Jockeypan commented 4 years ago

@jaybdub @SrivastavaKshitij It's easy for me to reproduce this result. In my case: Python 3.7.4, tensorrt 6.0.5,pytorch 1.2.0,cuda10.0 And below is my test code:

import torch
from torch2trt import torch2trt
from torchvision.models.resnet import resnet18

# resnet18
model = resnet18(pretrained=True).eval().cuda()
x = torch.ones((1, 3, 224, 224)).cuda()

y = model(x)

# print(model)
model_trt = torch2trt(model, [x], max_batch_size = 1)

y_trt = model_trt(x)
print('Saving model...')
try:
    with open("./resnet18.trt", "wb") as file:
        file.write(bytearray(model_trt.engine.serialize()))
        file.close()
except IOError:
    print("unable to create engine on disk")
torch.save(model_trt.state_dict(), 'resnet18_trt.pth')

print(torch.max(torch.abs(y - y_trt)))
print("done!")

I got the file sizes: file name	file size
resnet18.pth	46827520
resnet18.trt	93007142
resnet18_trt.pth	140248182

niaoyu commented 3 years ago

with open("./resnet18.trt", "wb") as file:
    file.write(bytearray(model_trt.engine.serialize()))
    file.close(

I also meet the same problem, do you have any further progress?

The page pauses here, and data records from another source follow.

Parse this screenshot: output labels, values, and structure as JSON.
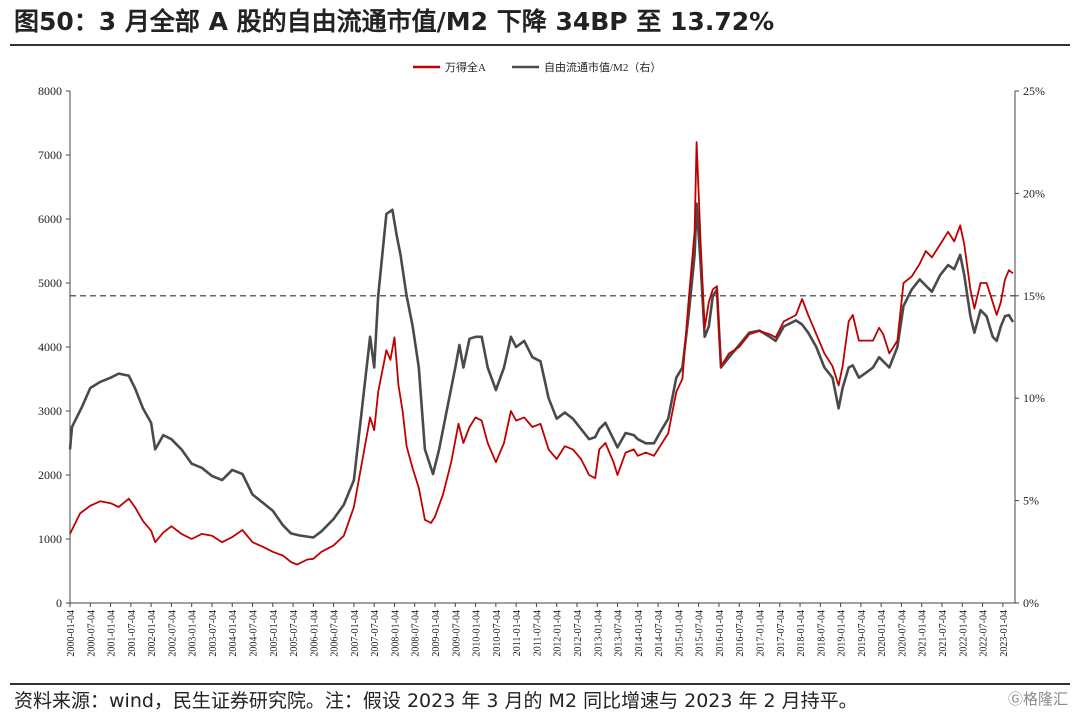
{
  "header": {
    "title": "图50：3 月全部 A 股的自由流通市值/M2 下降 34BP 至 13.72%"
  },
  "footer": {
    "source": "资料来源：wind，民生证券研究院。注：假设 2023 年 3 月的 M2 同比增速与 2023 年 2 月持平。"
  },
  "watermark": "格隆汇",
  "chart_data": {
    "type": "line",
    "title": "图50：3 月全部 A 股的自由流通市值/M2 下降 34BP 至 13.72%",
    "legend_position": "top-center",
    "colors": {
      "wind_a": "#c00000",
      "ratio": "#4a4a4a",
      "reference": "#333333"
    },
    "x_tick_labels": [
      "2000-01-04",
      "2000-07-04",
      "2001-01-04",
      "2001-07-04",
      "2002-01-04",
      "2002-07-04",
      "2003-01-04",
      "2003-07-04",
      "2004-01-04",
      "2004-07-04",
      "2005-01-04",
      "2005-07-04",
      "2006-01-04",
      "2006-07-04",
      "2007-01-04",
      "2007-07-04",
      "2008-01-04",
      "2008-07-04",
      "2009-01-04",
      "2009-07-04",
      "2010-01-04",
      "2010-07-04",
      "2011-01-04",
      "2011-07-04",
      "2012-01-04",
      "2012-07-04",
      "2013-01-04",
      "2013-07-04",
      "2014-01-04",
      "2014-07-04",
      "2015-01-04",
      "2015-07-04",
      "2016-01-04",
      "2016-07-04",
      "2017-01-04",
      "2017-07-04",
      "2018-01-04",
      "2018-07-04",
      "2019-01-04",
      "2019-07-04",
      "2020-01-04",
      "2020-07-04",
      "2021-01-04",
      "2021-07-04",
      "2022-01-04",
      "2022-07-04",
      "2023-01-04"
    ],
    "y_left": {
      "min": 0,
      "max": 8000,
      "ticks": [
        "0",
        "1000",
        "2000",
        "3000",
        "4000",
        "5000",
        "6000",
        "7000",
        "8000"
      ]
    },
    "y_right": {
      "min": 0,
      "max": 25,
      "ticks": [
        "0%",
        "5%",
        "10%",
        "15%",
        "20%",
        "25%"
      ]
    },
    "reference_line": {
      "axis": "right",
      "value": 15
    },
    "series": [
      {
        "name": "万得全A",
        "axis": "left",
        "points": [
          [
            2000.0,
            1080
          ],
          [
            2000.25,
            1400
          ],
          [
            2000.5,
            1520
          ],
          [
            2000.75,
            1590
          ],
          [
            2001.0,
            1560
          ],
          [
            2001.2,
            1500
          ],
          [
            2001.45,
            1630
          ],
          [
            2001.6,
            1500
          ],
          [
            2001.8,
            1280
          ],
          [
            2002.0,
            1130
          ],
          [
            2002.1,
            950
          ],
          [
            2002.3,
            1100
          ],
          [
            2002.5,
            1200
          ],
          [
            2002.75,
            1080
          ],
          [
            2003.0,
            1000
          ],
          [
            2003.25,
            1080
          ],
          [
            2003.5,
            1050
          ],
          [
            2003.75,
            950
          ],
          [
            2004.0,
            1030
          ],
          [
            2004.25,
            1140
          ],
          [
            2004.5,
            950
          ],
          [
            2004.75,
            880
          ],
          [
            2005.0,
            800
          ],
          [
            2005.25,
            740
          ],
          [
            2005.45,
            640
          ],
          [
            2005.6,
            600
          ],
          [
            2005.85,
            680
          ],
          [
            2006.0,
            690
          ],
          [
            2006.2,
            800
          ],
          [
            2006.5,
            900
          ],
          [
            2006.75,
            1050
          ],
          [
            2007.0,
            1500
          ],
          [
            2007.2,
            2200
          ],
          [
            2007.4,
            2900
          ],
          [
            2007.5,
            2700
          ],
          [
            2007.6,
            3300
          ],
          [
            2007.8,
            3950
          ],
          [
            2007.9,
            3800
          ],
          [
            2008.0,
            4150
          ],
          [
            2008.1,
            3400
          ],
          [
            2008.2,
            3000
          ],
          [
            2008.3,
            2450
          ],
          [
            2008.45,
            2100
          ],
          [
            2008.6,
            1800
          ],
          [
            2008.75,
            1300
          ],
          [
            2008.9,
            1250
          ],
          [
            2009.0,
            1350
          ],
          [
            2009.2,
            1700
          ],
          [
            2009.4,
            2200
          ],
          [
            2009.58,
            2800
          ],
          [
            2009.7,
            2500
          ],
          [
            2009.85,
            2750
          ],
          [
            2010.0,
            2900
          ],
          [
            2010.15,
            2850
          ],
          [
            2010.3,
            2500
          ],
          [
            2010.5,
            2200
          ],
          [
            2010.7,
            2500
          ],
          [
            2010.87,
            3000
          ],
          [
            2011.0,
            2850
          ],
          [
            2011.2,
            2900
          ],
          [
            2011.4,
            2750
          ],
          [
            2011.6,
            2800
          ],
          [
            2011.8,
            2400
          ],
          [
            2012.0,
            2250
          ],
          [
            2012.2,
            2450
          ],
          [
            2012.4,
            2400
          ],
          [
            2012.6,
            2250
          ],
          [
            2012.8,
            2000
          ],
          [
            2012.95,
            1950
          ],
          [
            2013.05,
            2400
          ],
          [
            2013.2,
            2500
          ],
          [
            2013.4,
            2200
          ],
          [
            2013.5,
            2000
          ],
          [
            2013.7,
            2350
          ],
          [
            2013.9,
            2400
          ],
          [
            2014.0,
            2300
          ],
          [
            2014.2,
            2350
          ],
          [
            2014.4,
            2300
          ],
          [
            2014.6,
            2500
          ],
          [
            2014.75,
            2650
          ],
          [
            2014.95,
            3300
          ],
          [
            2015.1,
            3500
          ],
          [
            2015.25,
            4700
          ],
          [
            2015.4,
            5800
          ],
          [
            2015.45,
            7200
          ],
          [
            2015.55,
            5600
          ],
          [
            2015.65,
            4300
          ],
          [
            2015.75,
            4700
          ],
          [
            2015.85,
            4900
          ],
          [
            2015.95,
            4950
          ],
          [
            2016.05,
            3700
          ],
          [
            2016.25,
            3900
          ],
          [
            2016.5,
            4000
          ],
          [
            2016.75,
            4200
          ],
          [
            2017.0,
            4250
          ],
          [
            2017.25,
            4200
          ],
          [
            2017.4,
            4150
          ],
          [
            2017.6,
            4400
          ],
          [
            2017.9,
            4500
          ],
          [
            2018.05,
            4750
          ],
          [
            2018.2,
            4500
          ],
          [
            2018.4,
            4200
          ],
          [
            2018.6,
            3900
          ],
          [
            2018.8,
            3700
          ],
          [
            2018.95,
            3400
          ],
          [
            2019.05,
            3700
          ],
          [
            2019.2,
            4400
          ],
          [
            2019.3,
            4500
          ],
          [
            2019.45,
            4100
          ],
          [
            2019.6,
            4100
          ],
          [
            2019.8,
            4100
          ],
          [
            2019.95,
            4300
          ],
          [
            2020.05,
            4200
          ],
          [
            2020.2,
            3900
          ],
          [
            2020.4,
            4100
          ],
          [
            2020.55,
            5000
          ],
          [
            2020.75,
            5100
          ],
          [
            2020.95,
            5300
          ],
          [
            2021.1,
            5500
          ],
          [
            2021.25,
            5400
          ],
          [
            2021.45,
            5600
          ],
          [
            2021.65,
            5800
          ],
          [
            2021.8,
            5650
          ],
          [
            2021.95,
            5900
          ],
          [
            2022.05,
            5600
          ],
          [
            2022.2,
            4900
          ],
          [
            2022.3,
            4600
          ],
          [
            2022.45,
            5000
          ],
          [
            2022.6,
            5000
          ],
          [
            2022.75,
            4700
          ],
          [
            2022.85,
            4500
          ],
          [
            2022.95,
            4700
          ],
          [
            2023.05,
            5050
          ],
          [
            2023.15,
            5200
          ],
          [
            2023.25,
            5150
          ]
        ]
      },
      {
        "name": "自由流通市值/M2（右）",
        "axis": "right",
        "points": [
          [
            2000.0,
            7.5
          ],
          [
            2000.05,
            8.6
          ],
          [
            2000.3,
            9.6
          ],
          [
            2000.5,
            10.5
          ],
          [
            2000.75,
            10.8
          ],
          [
            2001.0,
            11.0
          ],
          [
            2001.2,
            11.2
          ],
          [
            2001.45,
            11.1
          ],
          [
            2001.6,
            10.5
          ],
          [
            2001.8,
            9.5
          ],
          [
            2002.0,
            8.8
          ],
          [
            2002.1,
            7.5
          ],
          [
            2002.3,
            8.2
          ],
          [
            2002.5,
            8.0
          ],
          [
            2002.75,
            7.5
          ],
          [
            2003.0,
            6.8
          ],
          [
            2003.25,
            6.6
          ],
          [
            2003.5,
            6.2
          ],
          [
            2003.75,
            6.0
          ],
          [
            2004.0,
            6.5
          ],
          [
            2004.25,
            6.3
          ],
          [
            2004.5,
            5.3
          ],
          [
            2004.75,
            4.9
          ],
          [
            2005.0,
            4.5
          ],
          [
            2005.25,
            3.8
          ],
          [
            2005.45,
            3.4
          ],
          [
            2005.65,
            3.3
          ],
          [
            2006.0,
            3.2
          ],
          [
            2006.2,
            3.5
          ],
          [
            2006.5,
            4.1
          ],
          [
            2006.75,
            4.8
          ],
          [
            2007.0,
            6.0
          ],
          [
            2007.2,
            9.5
          ],
          [
            2007.4,
            13.0
          ],
          [
            2007.5,
            11.5
          ],
          [
            2007.6,
            15.0
          ],
          [
            2007.8,
            19.0
          ],
          [
            2007.95,
            19.2
          ],
          [
            2008.05,
            18.0
          ],
          [
            2008.15,
            17.0
          ],
          [
            2008.3,
            15.0
          ],
          [
            2008.45,
            13.5
          ],
          [
            2008.6,
            11.5
          ],
          [
            2008.75,
            7.5
          ],
          [
            2008.95,
            6.3
          ],
          [
            2009.1,
            7.5
          ],
          [
            2009.3,
            9.5
          ],
          [
            2009.5,
            11.5
          ],
          [
            2009.6,
            12.6
          ],
          [
            2009.7,
            11.5
          ],
          [
            2009.85,
            12.9
          ],
          [
            2010.0,
            13.0
          ],
          [
            2010.15,
            13.0
          ],
          [
            2010.3,
            11.5
          ],
          [
            2010.5,
            10.4
          ],
          [
            2010.7,
            11.5
          ],
          [
            2010.87,
            13.0
          ],
          [
            2011.0,
            12.5
          ],
          [
            2011.2,
            12.8
          ],
          [
            2011.4,
            12.0
          ],
          [
            2011.6,
            11.8
          ],
          [
            2011.8,
            10.0
          ],
          [
            2012.0,
            9.0
          ],
          [
            2012.2,
            9.3
          ],
          [
            2012.4,
            9.0
          ],
          [
            2012.6,
            8.5
          ],
          [
            2012.8,
            8.0
          ],
          [
            2012.95,
            8.1
          ],
          [
            2013.05,
            8.5
          ],
          [
            2013.2,
            8.8
          ],
          [
            2013.4,
            8.0
          ],
          [
            2013.5,
            7.6
          ],
          [
            2013.7,
            8.3
          ],
          [
            2013.9,
            8.2
          ],
          [
            2014.0,
            8.0
          ],
          [
            2014.2,
            7.8
          ],
          [
            2014.4,
            7.8
          ],
          [
            2014.6,
            8.5
          ],
          [
            2014.75,
            9.0
          ],
          [
            2014.95,
            11.0
          ],
          [
            2015.1,
            11.5
          ],
          [
            2015.25,
            14.0
          ],
          [
            2015.4,
            17.0
          ],
          [
            2015.45,
            19.5
          ],
          [
            2015.55,
            16.5
          ],
          [
            2015.65,
            13.0
          ],
          [
            2015.75,
            13.5
          ],
          [
            2015.85,
            15.0
          ],
          [
            2015.95,
            15.3
          ],
          [
            2016.05,
            11.5
          ],
          [
            2016.25,
            12.0
          ],
          [
            2016.5,
            12.6
          ],
          [
            2016.75,
            13.2
          ],
          [
            2017.0,
            13.3
          ],
          [
            2017.25,
            13.0
          ],
          [
            2017.4,
            12.8
          ],
          [
            2017.6,
            13.5
          ],
          [
            2017.9,
            13.8
          ],
          [
            2018.05,
            13.6
          ],
          [
            2018.2,
            13.2
          ],
          [
            2018.4,
            12.5
          ],
          [
            2018.6,
            11.5
          ],
          [
            2018.8,
            11.0
          ],
          [
            2018.95,
            9.5
          ],
          [
            2019.05,
            10.5
          ],
          [
            2019.2,
            11.5
          ],
          [
            2019.3,
            11.6
          ],
          [
            2019.45,
            11.0
          ],
          [
            2019.6,
            11.2
          ],
          [
            2019.8,
            11.5
          ],
          [
            2019.95,
            12.0
          ],
          [
            2020.05,
            11.8
          ],
          [
            2020.2,
            11.5
          ],
          [
            2020.4,
            12.5
          ],
          [
            2020.55,
            14.5
          ],
          [
            2020.75,
            15.3
          ],
          [
            2020.95,
            15.8
          ],
          [
            2021.1,
            15.5
          ],
          [
            2021.25,
            15.2
          ],
          [
            2021.45,
            16.0
          ],
          [
            2021.65,
            16.5
          ],
          [
            2021.8,
            16.3
          ],
          [
            2021.95,
            17.0
          ],
          [
            2022.05,
            16.0
          ],
          [
            2022.2,
            14.0
          ],
          [
            2022.3,
            13.2
          ],
          [
            2022.45,
            14.3
          ],
          [
            2022.6,
            14.0
          ],
          [
            2022.75,
            13.0
          ],
          [
            2022.85,
            12.8
          ],
          [
            2022.95,
            13.5
          ],
          [
            2023.05,
            14.0
          ],
          [
            2023.15,
            14.06
          ],
          [
            2023.25,
            13.72
          ]
        ]
      }
    ]
  }
}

Jockeypan commented 3 years ago

with open("./resnet18.trt", "wb") as file:
    file.write(bytearray(model_trt.engine.serialize()))
    file.close(
I also meet the same problem, do you have any further progress?

It's a tradeoff between memory usage and performance made by tensorrt. So it has nothing to do with torch2trt. See https://forums.developer.nvidia.com/t/serialized-trt-engine-file-is-much-larger-than-the-original-model-file/154637 for the official response to this problem.

niaoyu commented 3 years ago

In mycase, if i use int8 calib, theoutput file will be 200M。。。